C'était écrit
Ténèbres (1982) de Dario Argento avec Anthony Franciosa, Daria Nicolodi
Après une parenthèse (qu’il ne refermera jamais tout à fait) du côté du cinéma fantastique (Suspiria, Inferno), Dario Argento revient à ses premières amours et au « giallo ». Ténèbres est à la fois une œuvre somme où le cinéaste exacerbe toutes les caractéristiques du genre. Mais également un film « réflexif » où il met en scène un personnage proche de lui, à savoir un écrivain à succès harcelé par un psychopathe qui s’inspire de ses best-sellers pour commettre des crimes atroces[1].
Avec Ténèbres, Argento commence par appliquer habilement toutes les recettes qui ont fait son succès : tueur aux gants noirs (ce sont ses propres mains que nous voyons à l’écran), changements brutaux de points de vue (ces fameux plans « subjectifs » où le cinéaste nous place du côté du psychopathe) et même quelques scènes qui renvoient directement à ses films précédents (le jeune homme témoin d’un meurtre commis derrière une vitre et qui réalise plus tard qu’il n’a pas réellement vu ce qu’il croyait rappelle la scène d’ouverture de L’oiseau au plumage de cristal).
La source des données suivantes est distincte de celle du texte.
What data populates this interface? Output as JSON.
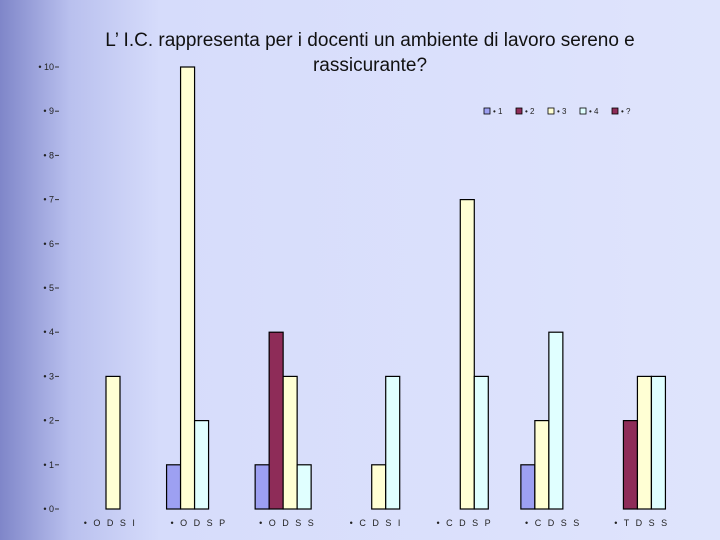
{
  "chart_data": {
    "type": "bar",
    "title": "L’ I.C. rappresenta per i docenti un ambiente di lavoro sereno e rassicurante?",
    "xlabel": "",
    "ylabel": "",
    "ylim": [
      0,
      10
    ],
    "yticks": [
      "• 0",
      "• 1",
      "• 2",
      "• 3",
      "• 4",
      "• 5",
      "• 6",
      "• 7",
      "• 8",
      "• 9",
      "• 10"
    ],
    "categories": [
      "• O D S I",
      "• O D S P",
      "• O D S S",
      "• C D S I",
      "• C D S P",
      "• C D S S",
      "• T D S S"
    ],
    "legend_position": "top-right",
    "grid": false,
    "series": [
      {
        "name": "• 1",
        "color": "#9da0f2",
        "values": [
          0,
          1,
          1,
          0,
          0,
          1,
          0
        ]
      },
      {
        "name": "• 2",
        "color": "#8e2c58",
        "values": [
          0,
          0,
          4,
          0,
          0,
          0,
          2
        ]
      },
      {
        "name": "• 3",
        "color": "#ffffd4",
        "values": [
          3,
          10,
          3,
          1,
          7,
          2,
          3
        ]
      },
      {
        "name": "• 4",
        "color": "#e0ffff",
        "values": [
          0,
          2,
          1,
          3,
          3,
          4,
          3
        ]
      },
      {
        "name": "• ?",
        "color": "#8e2c58",
        "values": [
          0,
          0,
          0,
          0,
          0,
          0,
          0
        ]
      }
    ]
  }
}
Mais ces ingrédients, il les pimente en exacerbant certaines caractéristiques du genre : l’érotisme est plus prégnant et c’est surtout du côté de la violence que ça déménage. Si le tueur commence très classiquement par tuer au rasoir (c’est net, propre et sans bavure même si ça gicle un peu), les meurtres suivants sont tous commis à l’aide d’une hache et font lorgner le film du côté du « gore » lors de scènes particulièrement sanglantes.
Mais ce qui séduit le plus dans Ténèbres, c’est le style éblouissant du cinéaste et sa manière de se détacher de son sujet pour composer de véritables morceaux de bravoures visuels. Tout le monde cite ce passage mais le deuxième assassinat (celui des lesbiennes) est assez incroyable. Il s’agit d‘un plan-séquence étourdissant à la louma qui part d’une fenêtre, glisse le long de la façade de la maison, se faufile le long des gouttières et du toit pour arriver à une autre fenêtre et laisser suggérer que le tueur est dans les environs. Plastiquement splendide, ce moment de pure virtuosité est parfaitement « gratuit » d’un point de vue narratif mais définit assez bien les enjeux du cinéma d’Argento à cette époque.
Encore une fois, il s’agit d’une histoire « déjà écrite » (le meurtrier ne fait que répéter des motifs déjà-vu, déjà imaginés par un autre). Pour le cinéaste, cette conscience d’arriver « après » agit à la fois comme un élément « bloquant » (voir ces beaux et envoûtants « flash-back » traumatiques dont on ignore au départ d’où ils sortent) qu’il va falloir dépasser. Après les tentatives « coloristes » de Suspiria et Inferno, il s’agit une fois de plus d’utiliser des motifs classiques (aux limites de l’invraisemblance parfois) comme point d’appui au déploiement d’un style baroque et flamboyant.
Avec Ténèbres, le maniérisme d’Argento est à son zénith. Nous citions le fameux plan-séquence sur la façade de la maison mais il faut également parler de l’incroyable troisième meurtre. La fille de l’hôtelier rentre chez elle et se fait soudainement poursuivre par un chien devenu comme fou. Argento se fiche éperdument de la crédibilité de la séquence et se contente d’une longue et hallucinée course-poursuite entre la jeune demoiselle et le molosse enragé. Bien entendu, la ravissante écervelée ne va rien trouver de mieux que de se réfugier dans la maison du tueur et le cinéaste de concocter un savant jeu de cache-cache (avec cette lampe de la cave que les personnages éteignent ou allument) qui finira mal.
Comme chez Léone, c’est moins l’efficacité narrative qui est visée (pourquoi avoir étiré si artificiellement ce meurtre en lançant aux trousses de la future victime un chien venu de nulle part, sautant par-dessus des grilles de trois mètres de haut ?) qu’une vision véritablement plastique des motifs du genre.
Revient également en mémoire ce moment très impressionnant où un homme attend sa maîtresse sur une place romaine et se contente d’observer le petit théâtre de la rue. Là encore, Argento dilate le temps mais pour se rapprocher cette fois de quelqu’un comme Antonioni, avec ce sentiment de vide qui guette les personnages (la splendide photographie de Luciano Tovoli, qui privilégie les teintes froides maculées parfois de rouge sang, n’est pas pour rien dans cette impression).
Entre l’efficacité imparable d’un genre qu’il maîtrise désormais à la perfection et les prouesses d’un style confinant désormais à une pure autonomie et à l’abstraction, Ténèbres apparaît aujourd’hui encore comme l’une des plus belles réussites de Dario Argento.